Different Forms of Sexual Initiation
Do not miss the article about how different cultures around the world understand the loss of virginity and perform different forms of sexual initiation.
The forms of sexual initiation are different around the world. (Photoxpress)
Different forms of sexual initiation for men and women
One of the key aspects for understanding the traditional construction of the concepts of femininity and manhood is also shown in different forms of sexual initiation. In traditional societies we roughly distinguish between two representative patterns of female sexual initiation: some people try to open the door to sexual life or “reproductive work” to young girls in puberty, so they mate them with older men and reassert the gender domination with age as well. This model is still used in many African countries in the Sahara and on the Indian continent. The initiation of boys can begin later than with girls in this case.
The sexual initiation process in Latin and Latin-American cultures
The second pattern, where Latin and Latin-American cultures belong to, works in the opposite direction: girls are supposed to preserve their virginity for as long as possible (until marriage), while boys must prove their manhood at a very early age, either with prostitutes or with older women. The social demand for adaptation is especially hard on women in both cases, even though boys also feel pressure because they have to prove their manhood during sexual initiation.
Sexual initiation and the concept of femininity
The concept of femininity is about the reproductive process in both models. It means fertility, the belonging of one woman to a single man (even if the man can have several women) and the lack of initiative during the sexual act. In many cultures (especially Mediterranean and Latin-American), the loss of virginity before marriage meant a great transgression, which marked the girl as dishonest and defiled. The initiation of men into sexuality is also a key moment in the construction of manhood; in most cultures manhood means constant bouts of strength, especially by denying feminine elements in their behaviour, with successful sexual activity or the repression of homosexual tendencies.
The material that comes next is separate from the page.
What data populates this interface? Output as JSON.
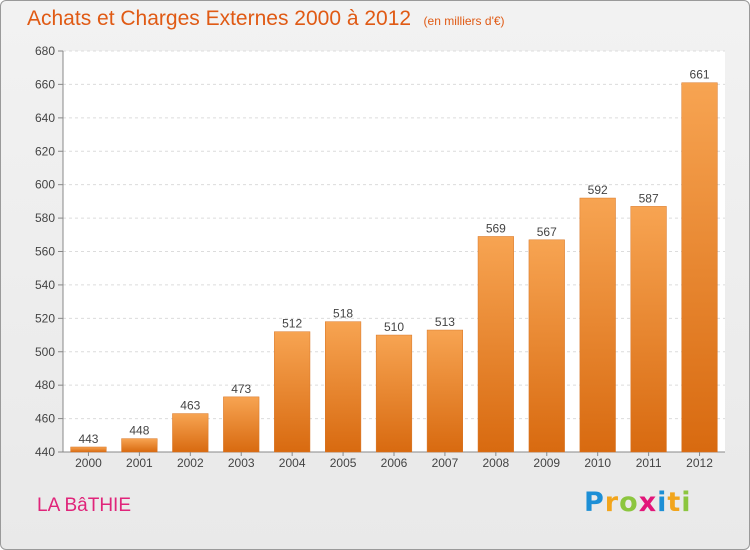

Sexual initiation represents the beginning of reproduction
The scheme of reproduction is not only a burden for women in the traditional sense (the life between the ages of 15 and 50 is committed to a constant cycle of birth in societies with a high birth rate – we can still find this on the African continent), but it is also one of the most universal self-evident things in the world. In many African cultures a sterile woman is marked as an “unreal” woman, while a woman in menopause is often accused of witchcraft, as Héritier found out. This is confirmed by the fact that their social role is limited to the reproductive function.
Following the ideal of having many children
When it comes to our understanding of the reality of family life and the number of children, the following lines will be hard to comprehend. In societies with high levels of birth rate, men and women do not have the same reasons for following the ideal of having many children: while descendants mean mostly an increase in political power for the man’s lineage, women see children, especially sons, as a possibility to strengthen their position in the new home or the husband’s family.
Children give them better protection and a better status than just marriage; the obligation of reproduction is a symbolic compulsion for them because they cannot ''not want'' many children. To men their body is an object, an empty place which has to be filled and conquered. Bozon calls this “sexual objectification”, with which men symbolically take charge of the heritage the woman carries.